Man I am having some thoughts with all the Twitter happenings. Being part of the generation that was the first to latch on to the internet as a home country has been turbulent for sure.
In the beginning we knew that everything we posted was only temporary. I don’t mourn my xoom.com site, and my livejournal has been long gone and good riddance really (I know that livejournal still exists, however MY account no longer does). However, as the internet became more established I think we, or at least I, came to think of things as more permanent. Our data is stored in the cloud, we can access it at any time and boom nothing ever dies.
But I think we’re seeing Twitter die. And I have really mixed feelings about it.
In 2009, my friend Stacy told me I should join Twitter. It was a way to stay current with the news and we’d be informed way faster than by conventional media. So I did. Abet a bit begrudgingly.

This is my OG account, I lost the password to it in 2010 or 2011 and while I did eventually recover it, my second twitter account was already pretty established so I never really went back to the first one.
Twitter wasn’t love at first sight for me. It was cumbersome to use back in those days and people would talk about it’s high “threshold” for new users. After a year, this was my conclusion.

Sometimes I used it to chronicle my random thoughts (which I still stand by, btw.)

Or to complain about work.

But it’s also a record of the big moments in my life. Like the day I got offered my first teaching job.

Or leaving Nebraska behind.

It was a place I found community, first among the NASA #spacetweeps, and then in DC among the #DCTweetup, and after that with the #NEAFPosse.
I posted my jokes, I posted my frustration.

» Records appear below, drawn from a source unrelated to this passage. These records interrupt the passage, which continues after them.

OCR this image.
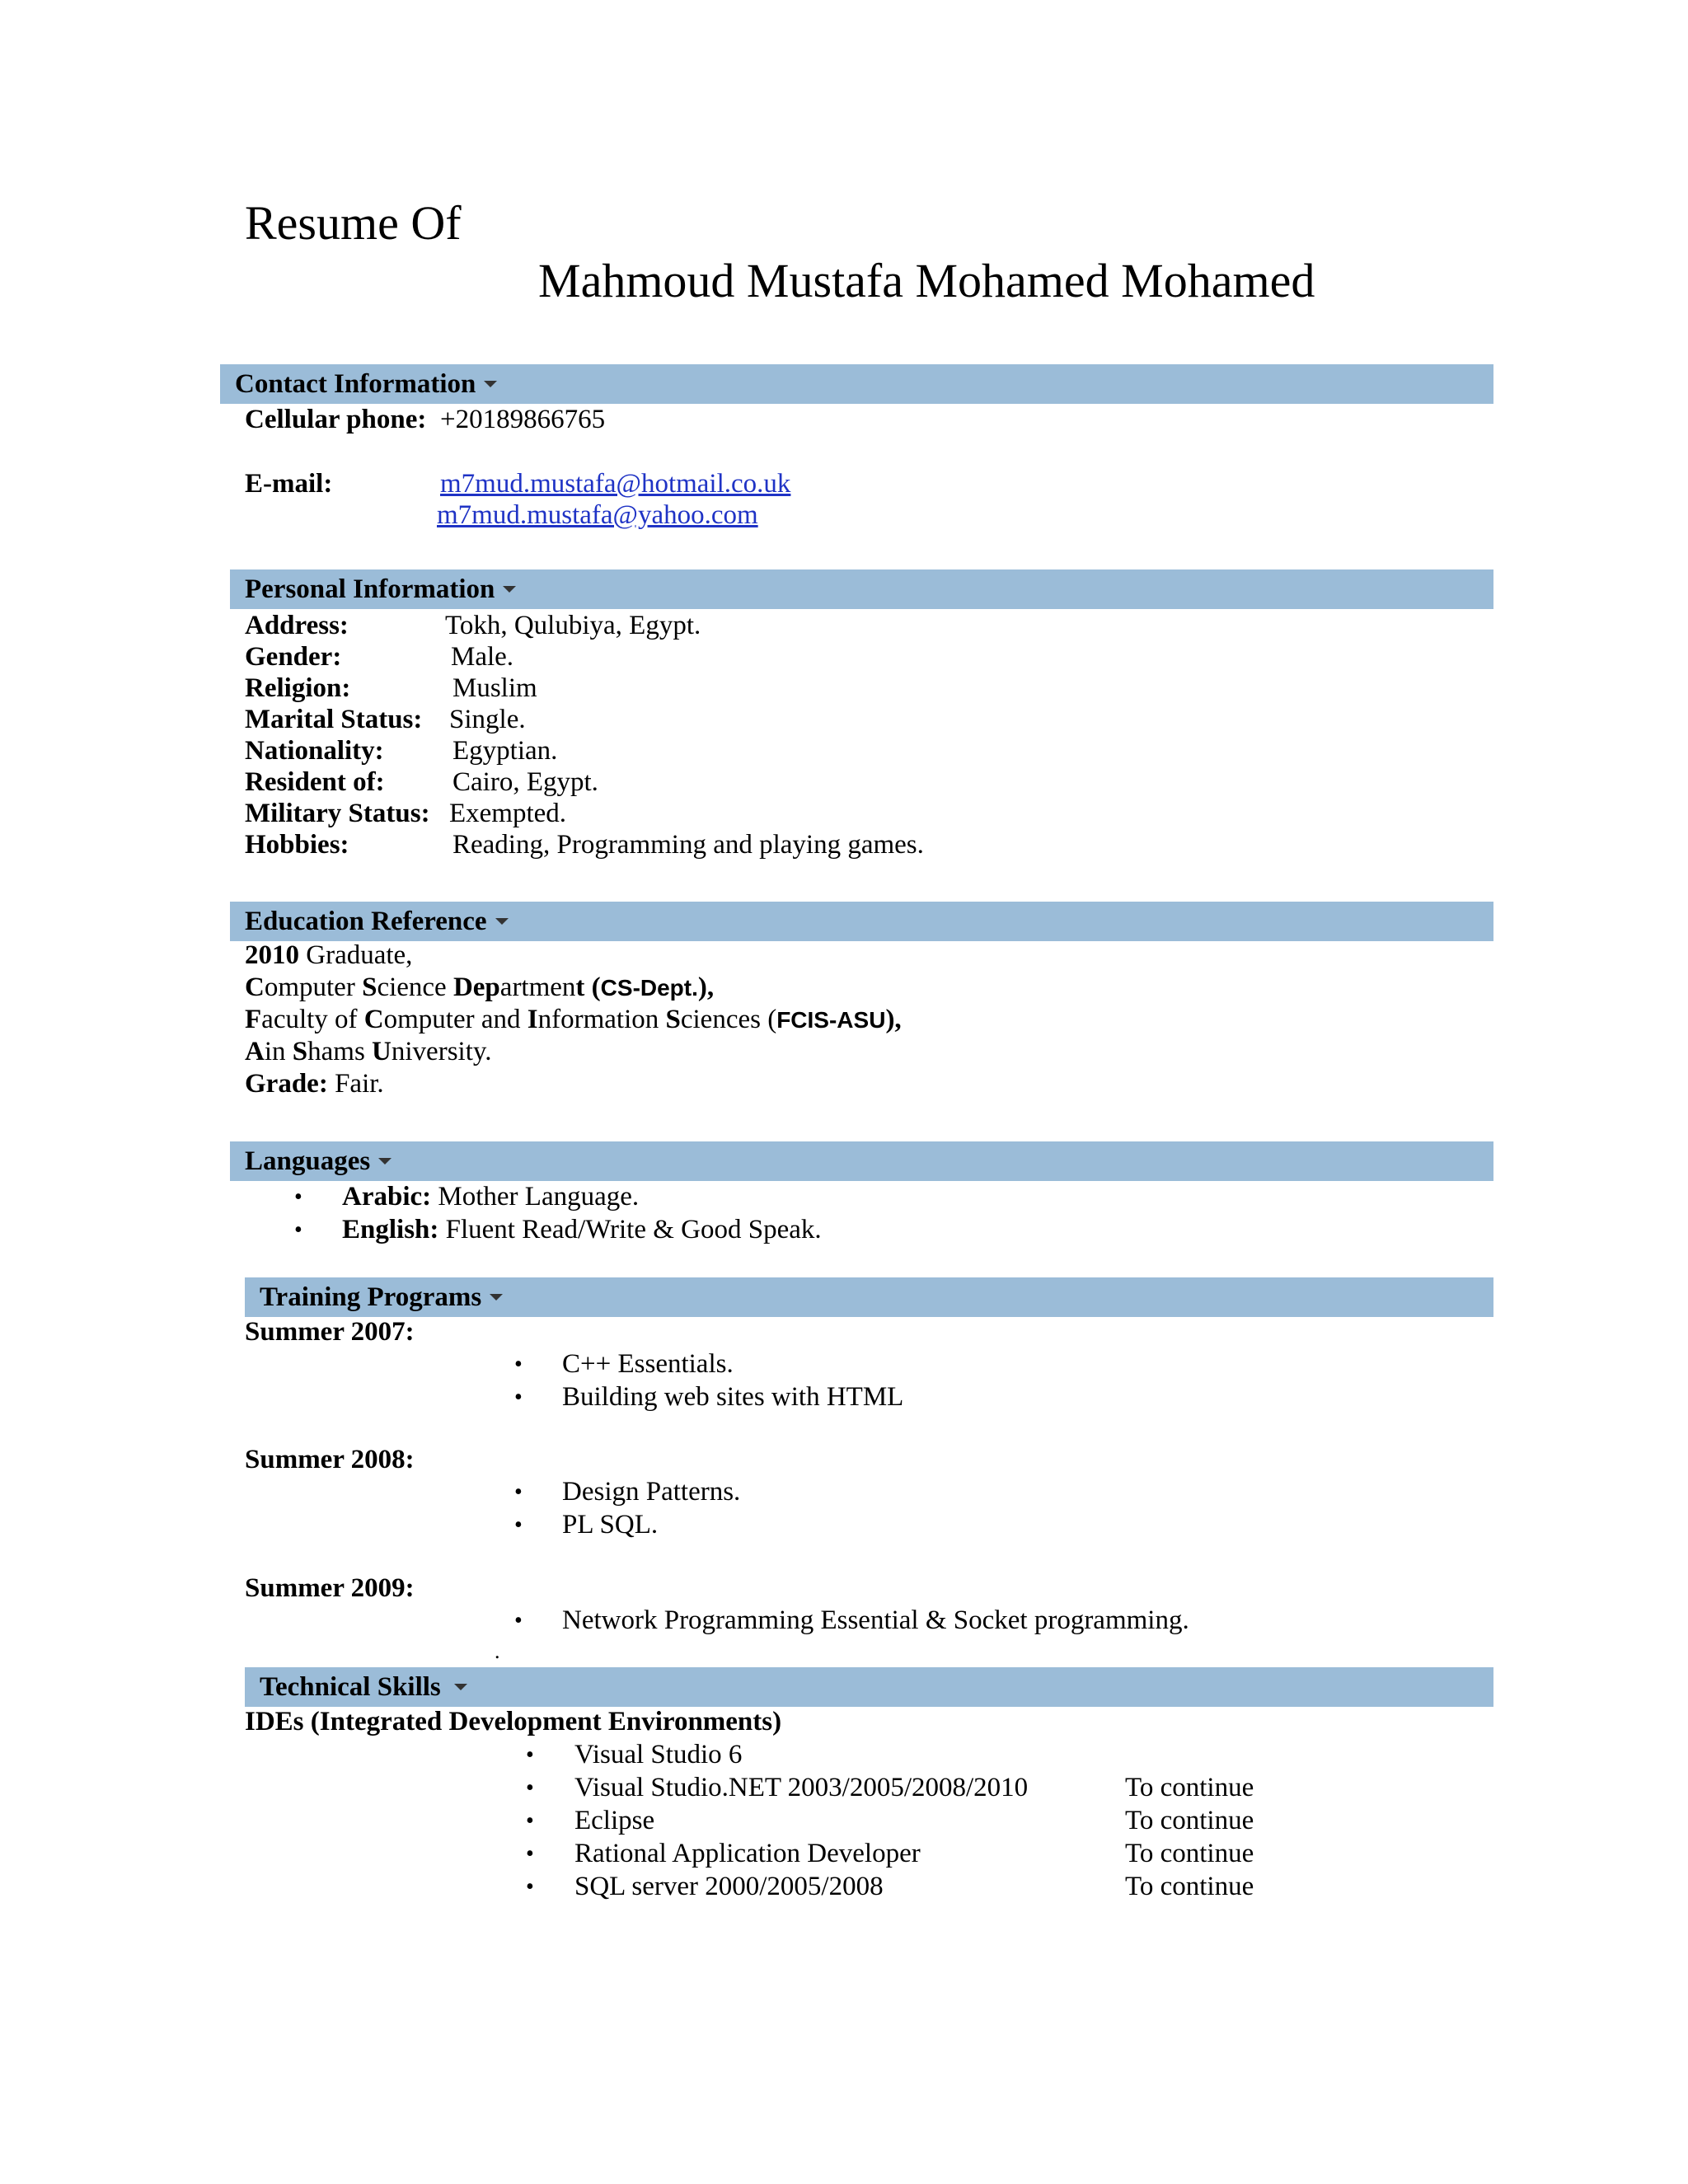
Resume Of
Mahmoud Mustafa Mohamed Mohamed
Contact Information
Cellular phone: +20189866765
E-mail:	m7mud.mustafa@hotmail.co.uk
m7mud.mustafa@yahoo.com
Personal Information
Address:	Tokh, Qulubiya, Egypt.
Gender:	Male.
Religion:	Muslim
Marital Status: Single.
Nationality:	Egyptian.
Resident of: Cairo, Egypt.
Military Status: Exempted.
Hobbies:	Reading, Programming and playing games.
Education Reference
2010 Graduate,
Computer Science Department (CS-Dept.),
Faculty of Computer and Information Sciences (FCIS-ASU),
Ain Shams University.
Grade: Fair.
Languages
• Arabic: Mother Language.
• English: Fluent Read/Write & Good Speak.
Training Programs
Summer 2007:
• C++ Essentials.
• Building web sites with HTML
Summer 2008:
• Design Patterns.
• PL SQL.
Summer 2009:
• Network Programming Essential & Socket programming.
.
Technical Skills
IDEs (Integrated Development Environments)
• Visual Studio 6
• Visual Studio.NET 2003/2005/2008/2010	To continue
• Eclipse	To continue
• Rational Application Developer	To continue
• SQL server 2000/2005/2008	To continue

I met my husband on Twitter.

And now it looks like Twitter is swiftly making itself irrelevant. The students in my classroom don’t use it. They might use Instagram but are more likely to spend their time on Snapchat (which somehow has remained cool) or TikTok. Since the buyout advertisers are pulling out right and left and honestly if I’m going to pay a monthly fee on the internet it’s going to be for my own space where I can call the shots.
I also have an edit button.
The only thing I feel like I’ve lost is my community. Honestly though, with the bots and the trolls and the rising tide of swill that has plagued twitter and all social media in the past few years, in many ways the community had already evaporated.
Friends have already started to delete their accounts, and so like a woman salvaging my most treasured belongings from a burning house, I went and screenshotted the tweets that remained in the hashtag we made for our wedding.
What a day, what a time. What an example of the best that twitter could be.

So long, and thanks for all the fish.